Whether the hopes or the fears are well founded is a question that very much
depends in the first place on our understanding of personalized medicine. Before we
can assess a certain phenomenon, be it new or not, we have to make clear what we
are speaking about. Therefore, my first point will deal with the concept of person-
alized medicine (Sect. 2 ). After this rather short observation, I will come to the legal
questions that might be brought up by the introduction of personalized medicine as
defined before. There are two different sets of those questions: one concerns the
access to markets and to public health systems (Sect. 3 ); the other one is about data
protection (Sect. 4 ).
Before I start, I should add that my observations are mainly drawn from the
participation in an interdisciplinary project that has been founded by the German
Ministry for Education and Science and that has brought together researchers from
three different disciplines, medical ethics, economics, and law.^1 The main findings
of this project are based on our experiences with the German health care system, but
I will try to present them in a more general way in order to allow for some general
conclusions.


2 Concept and Appearance of Personalized Medicine


What is personalized medicine? A systematic review of the literature that has been
published over the last years and based on PubMed has led to the following result:
“Personalized medicine seeks to improve tailoring and timing of preventive and
therapeutic measures by utilizing biological information and biomarkers on the
level of molecular disease pathways, genetics, proteomics as well as
metabolomics.”^2
The main elements of this concept are information, based on biomarkers or other
biological information, on the one hand and a health care measure on the other.
Both elements have to be combined with each other in order to improve the effects
of the health care measure.
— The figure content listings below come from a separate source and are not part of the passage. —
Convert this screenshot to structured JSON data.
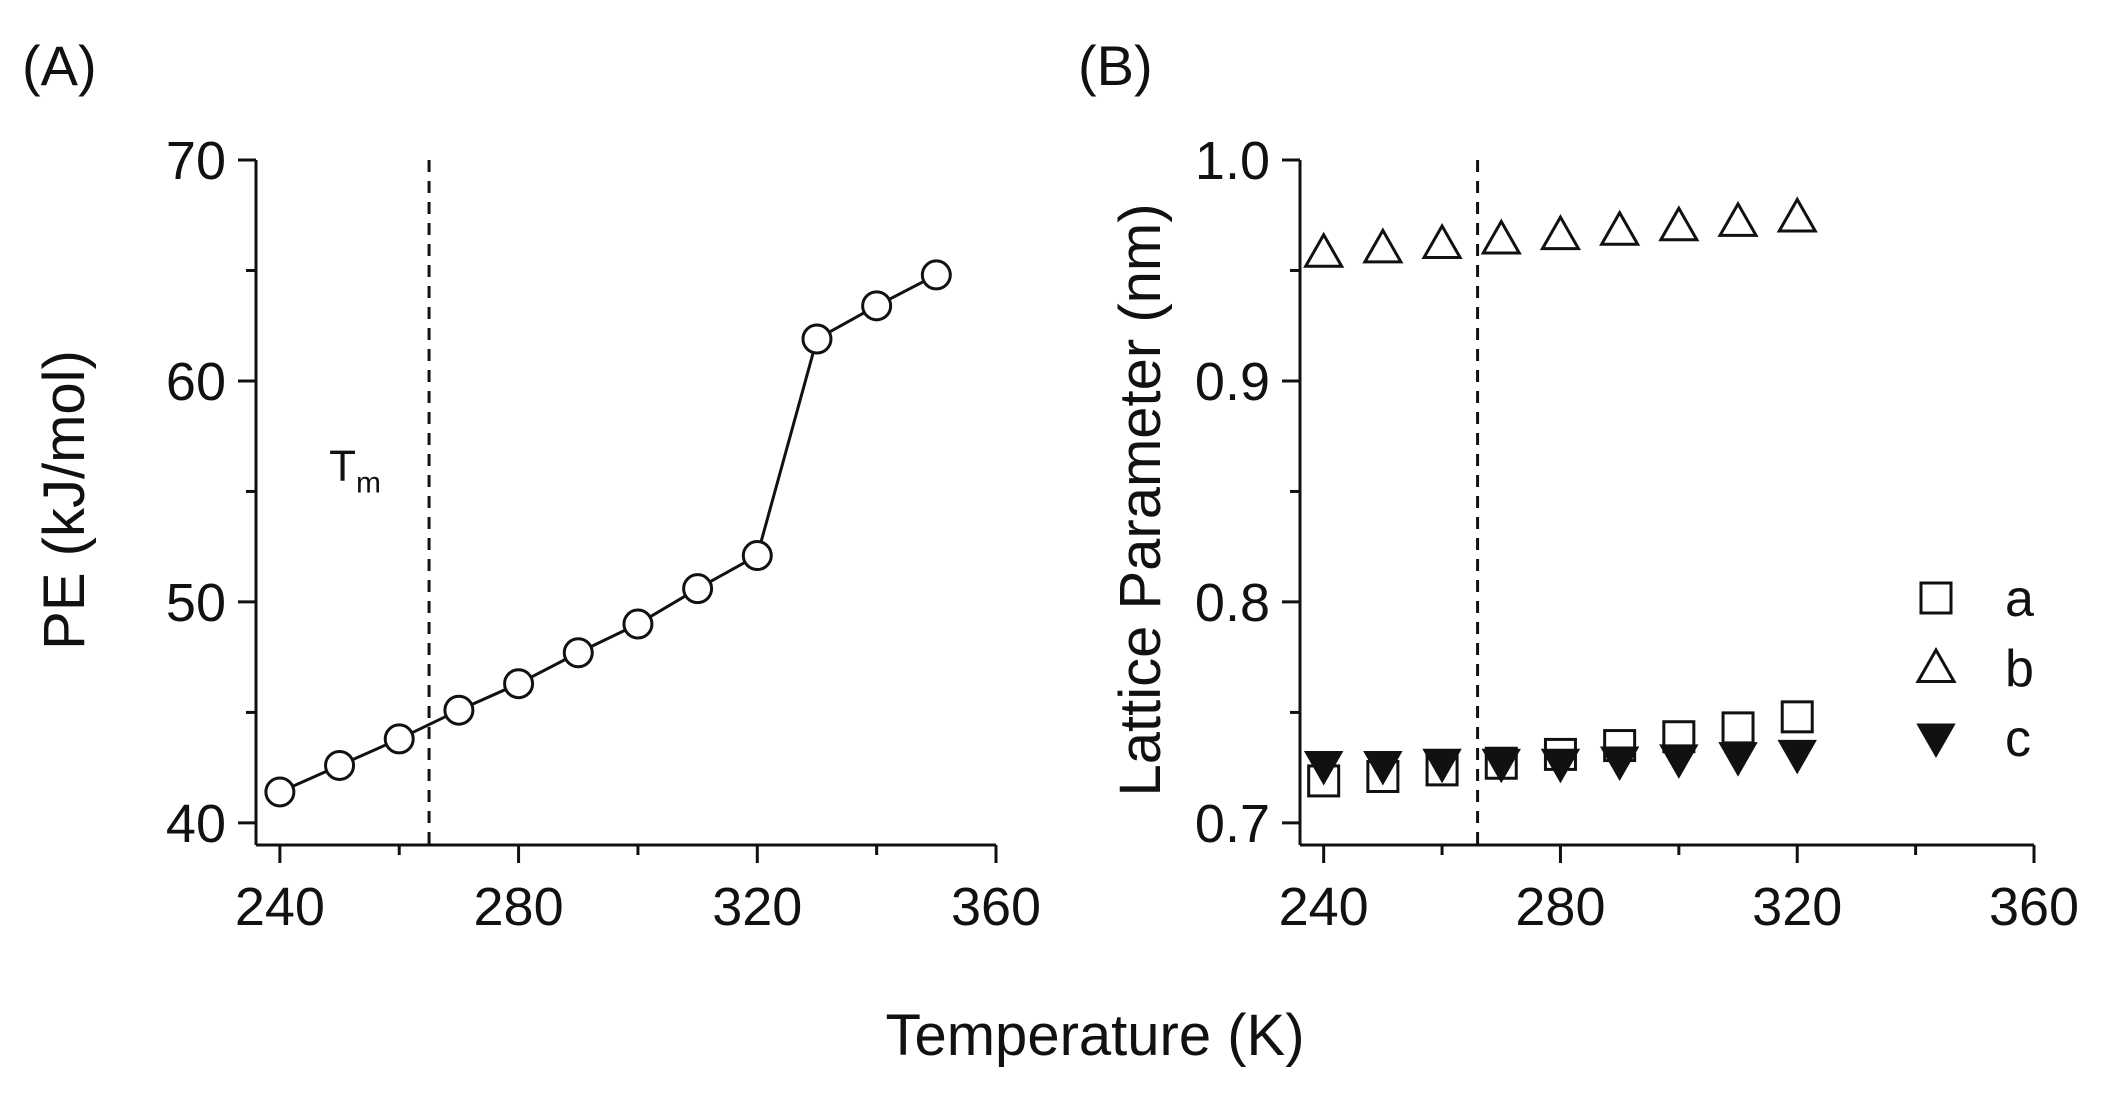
{
  "figure": {
    "shared_xlabel": "Temperature (K)"
  },
  "chart_data": [
    {
      "panel": "(A)",
      "type": "line",
      "title": "",
      "xlabel": "Temperature (K)",
      "ylabel": "PE (kJ/mol)",
      "xlim": [
        236,
        360
      ],
      "ylim": [
        39,
        70
      ],
      "xticks": [
        240,
        280,
        320,
        360
      ],
      "yticks": [
        40,
        50,
        60,
        70
      ],
      "grid": false,
      "series": [
        {
          "name": "PE",
          "marker": "open-circle",
          "x": [
            240,
            250,
            260,
            270,
            280,
            290,
            300,
            310,
            320,
            330,
            340,
            350
          ],
          "values": [
            41.4,
            42.6,
            43.8,
            45.1,
            46.3,
            47.7,
            49.0,
            50.6,
            52.1,
            61.9,
            63.4,
            64.8
          ]
        }
      ],
      "vline": {
        "x": 265,
        "style": "dashed"
      },
      "annotation": {
        "text": "T",
        "subscript": "m"
      }
    },
    {
      "panel": "(B)",
      "type": "scatter",
      "title": "",
      "xlabel": "Temperature (K)",
      "ylabel": "Lattice Parameter (nm)",
      "xlim": [
        236,
        360
      ],
      "ylim": [
        0.69,
        1.0
      ],
      "xticks": [
        240,
        280,
        320,
        360
      ],
      "yticks": [
        0.7,
        0.8,
        0.9,
        1.0
      ],
      "ytick_labels": [
        "0.7",
        "0.8",
        "0.9",
        "1.0"
      ],
      "grid": false,
      "legend_position": "right",
      "series": [
        {
          "name": "a",
          "marker": "open-square",
          "x": [
            240,
            250,
            260,
            270,
            280,
            290,
            300,
            310,
            320
          ],
          "values": [
            0.719,
            0.721,
            0.724,
            0.727,
            0.731,
            0.735,
            0.739,
            0.743,
            0.748
          ]
        },
        {
          "name": "b",
          "marker": "open-triangle-up",
          "x": [
            240,
            250,
            260,
            270,
            280,
            290,
            300,
            310,
            320
          ],
          "values": [
            0.958,
            0.96,
            0.962,
            0.964,
            0.966,
            0.968,
            0.97,
            0.972,
            0.974
          ]
        },
        {
          "name": "c",
          "marker": "filled-triangle-down",
          "x": [
            240,
            250,
            260,
            270,
            280,
            290,
            300,
            310,
            320
          ],
          "values": [
            0.726,
            0.726,
            0.727,
            0.727,
            0.727,
            0.728,
            0.729,
            0.73,
            0.731
          ]
        }
      ],
      "vline": {
        "x": 266,
        "style": "dashed"
      }
    }
  ]
}
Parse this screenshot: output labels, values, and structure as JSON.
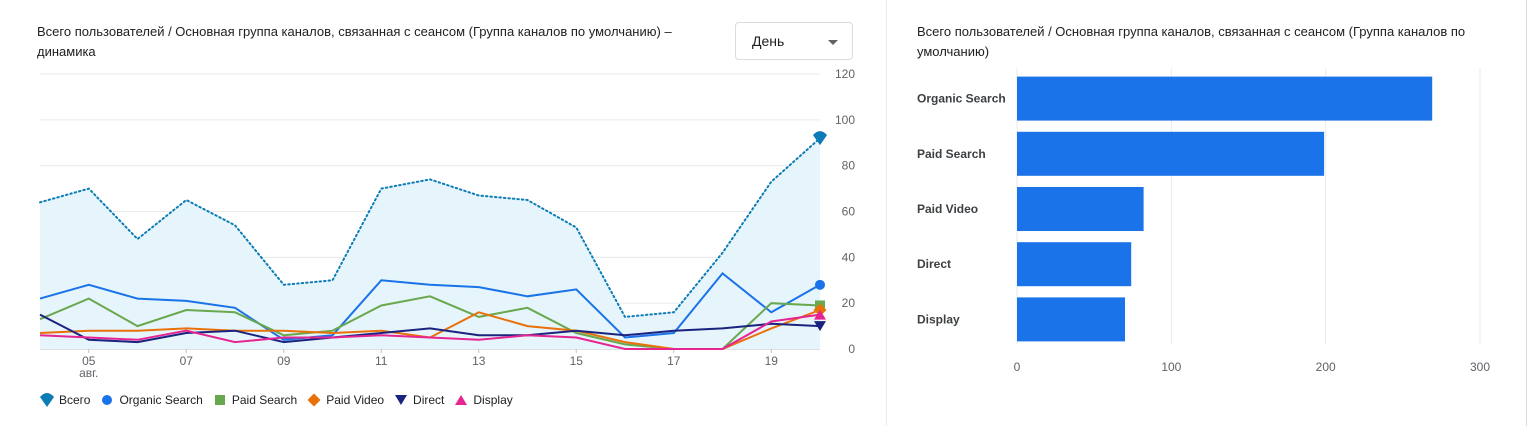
{
  "line_panel": {
    "title": "Всего пользователей / Основная группа каналов, связанная с сеансом (Группа каналов по умолчанию) – динамика",
    "granularity": "День"
  },
  "bar_panel": {
    "title": "Всего пользователей / Основная группа каналов, связанная с сеансом (Группа каналов по умолчанию)"
  },
  "chart_data": [
    {
      "type": "line",
      "x": [
        "04",
        "05",
        "06",
        "07",
        "08",
        "09",
        "10",
        "11",
        "12",
        "13",
        "14",
        "15",
        "16",
        "17",
        "18",
        "19",
        "20"
      ],
      "x_tick_labels": [
        "05",
        "07",
        "09",
        "11",
        "13",
        "15",
        "17",
        "19"
      ],
      "x_month_label": "авг.",
      "ylim": [
        0,
        120
      ],
      "y_ticks": [
        0,
        20,
        40,
        60,
        80,
        100,
        120
      ],
      "y_axis_position": "right",
      "grid": true,
      "legend_position": "bottom-left",
      "series": [
        {
          "name": "Всего",
          "color": "#0b7cb5",
          "style": "dotted-area",
          "marker": "pin",
          "values": [
            64,
            70,
            48,
            65,
            54,
            28,
            30,
            70,
            74,
            67,
            65,
            53,
            14,
            16,
            42,
            73,
            92
          ]
        },
        {
          "name": "Organic Search",
          "color": "#1a73e8",
          "marker": "circle",
          "values": [
            22,
            28,
            22,
            21,
            18,
            4,
            6,
            30,
            28,
            27,
            23,
            26,
            5,
            7,
            33,
            16,
            28
          ]
        },
        {
          "name": "Paid Search",
          "color": "#6aa84f",
          "marker": "square",
          "values": [
            13,
            22,
            10,
            17,
            16,
            6,
            8,
            19,
            23,
            14,
            18,
            7,
            2,
            0,
            0,
            20,
            19
          ]
        },
        {
          "name": "Paid Video",
          "color": "#e8710a",
          "marker": "diamond",
          "values": [
            7,
            8,
            8,
            9,
            8,
            8,
            7,
            8,
            5,
            16,
            10,
            8,
            3,
            0,
            0,
            9,
            17
          ]
        },
        {
          "name": "Direct",
          "color": "#1a237e",
          "marker": "triangle-down",
          "values": [
            15,
            4,
            3,
            7,
            8,
            3,
            5,
            7,
            9,
            6,
            6,
            8,
            6,
            8,
            9,
            11,
            10
          ]
        },
        {
          "name": "Display",
          "color": "#e52592",
          "marker": "triangle-up",
          "values": [
            6,
            5,
            4,
            8,
            3,
            5,
            5,
            6,
            5,
            4,
            6,
            5,
            0,
            0,
            0,
            12,
            15
          ]
        }
      ]
    },
    {
      "type": "bar",
      "orientation": "horizontal",
      "categories": [
        "Organic Search",
        "Paid Search",
        "Paid Video",
        "Direct",
        "Display"
      ],
      "values": [
        269,
        199,
        82,
        74,
        70
      ],
      "xlim": [
        0,
        300
      ],
      "x_ticks": [
        0,
        100,
        200,
        300
      ],
      "color": "#1a73e8",
      "grid": true
    }
  ]
}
The main ways to do so are to change the procedure in
which respective measures are being realized or to target health care measures to
certain individuals.


(^1) See the final report: Individualised Health Care: Ethical, Economic and Legal Implications for the
German Health Care System, Subproject C “LAW.” Available at:http://opac.tib.uni-hannover.de/
DB¼1/LNG¼DU/.
(^2) Schleidgen et al. ( 2013 ). The concept of Personalised Medicine varies broadly; see, for example,
FDA, Paving the Way for Personalized Medicine, 2013. Available at:http://www.fda.gov/
scienceresearch/specialtopics/personalizedmedicine/default.htm,p.7.